As I have mentioned before, some of these states are beginning to see how dangerous it can be to allow renters to simply set up inflatables on their own.  According to an article in The Register-Guard, restrictions are now being prompted by a number of accidents that have left some people injured:

“Last month, a YouTube video of a gust of wind sending three inflatables flying into a crowd of people in New York went viral. Thirteen people were hurt in the accident, one seriously. In Salem, five people waiting to ride down an inflatable slide shaped like the Titanic ended up hospitalized after the slide tipped over during the 2003 Bite of Salem. Salem Police said they thought improper anchoring of the slide caused it to blow over in the wind.

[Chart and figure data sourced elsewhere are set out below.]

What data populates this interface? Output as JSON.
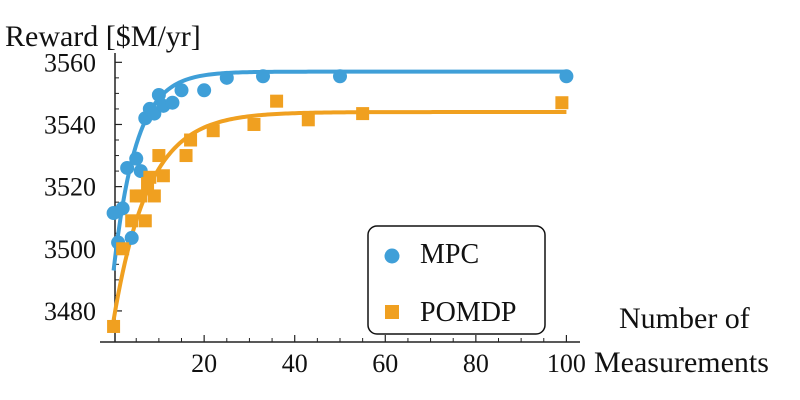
{
  "chart_data": {
    "type": "scatter",
    "ylabel": "Reward [$M/yr]",
    "xlabel_lines": [
      "Number of",
      "Measurements"
    ],
    "xlim": [
      -3,
      103
    ],
    "ylim": [
      3470,
      3563
    ],
    "x_ticks": [
      20,
      40,
      60,
      80,
      100
    ],
    "y_ticks": [
      3480,
      3500,
      3520,
      3540,
      3560
    ],
    "x_tick_labels": [
      "20",
      "40",
      "60",
      "80",
      "100"
    ],
    "y_tick_labels": [
      "3480",
      "3500",
      "3520",
      "3540",
      "3560"
    ],
    "grid": false,
    "legend_position": "bottom-right",
    "series": [
      {
        "name": "MPC",
        "marker": "circle",
        "color": "#3f9fd8",
        "points": [
          [
            0,
            3511.5
          ],
          [
            1,
            3502
          ],
          [
            2,
            3513
          ],
          [
            3,
            3526
          ],
          [
            4,
            3503.5
          ],
          [
            5,
            3529
          ],
          [
            6,
            3525
          ],
          [
            7,
            3542
          ],
          [
            8,
            3545
          ],
          [
            9,
            3543.5
          ],
          [
            10,
            3549.5
          ],
          [
            11,
            3546
          ],
          [
            13,
            3547
          ],
          [
            15,
            3551
          ],
          [
            20,
            3551
          ],
          [
            25,
            3555
          ],
          [
            33,
            3555.5
          ],
          [
            50,
            3555.5
          ],
          [
            100,
            3555.5
          ]
        ],
        "fit": {
          "asymptote": 3557,
          "start": 3493,
          "rate": 0.2
        }
      },
      {
        "name": "POMDP",
        "marker": "square",
        "color": "#f0a020",
        "points": [
          [
            0,
            3475
          ],
          [
            2,
            3500
          ],
          [
            4,
            3509
          ],
          [
            5,
            3517
          ],
          [
            6,
            3517
          ],
          [
            7,
            3509
          ],
          [
            7.5,
            3521
          ],
          [
            8,
            3523
          ],
          [
            9,
            3517
          ],
          [
            10,
            3530
          ],
          [
            11,
            3523.5
          ],
          [
            16,
            3530
          ],
          [
            17,
            3535
          ],
          [
            22,
            3538
          ],
          [
            31,
            3540
          ],
          [
            36,
            3547.5
          ],
          [
            43,
            3541.5
          ],
          [
            55,
            3543.5
          ],
          [
            99,
            3547
          ]
        ],
        "fit": {
          "asymptote": 3544,
          "start": 3477,
          "rate": 0.13
        }
      }
    ]
  }
}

Oregon’s failed legislation would have brought inflatables under state oversight.”

What’s truly surprising about Oregon’s lack of regulations is that it extends to all amusement park rides, not just inflatables. The article says that there are 11 states that leave these types of safeguards to the private sector, which can potentially lead to fatalities and other accidents.

Because of the aforementioned accidents, many states are beginning to reexamine the need for safety rules when it comes to not just inflatables, but carnival rides as well. This may not change for six states though – Alabama, Mississippi, Montana, Nevada, Utah and Wyoming have no regulations at all, even in the private sector.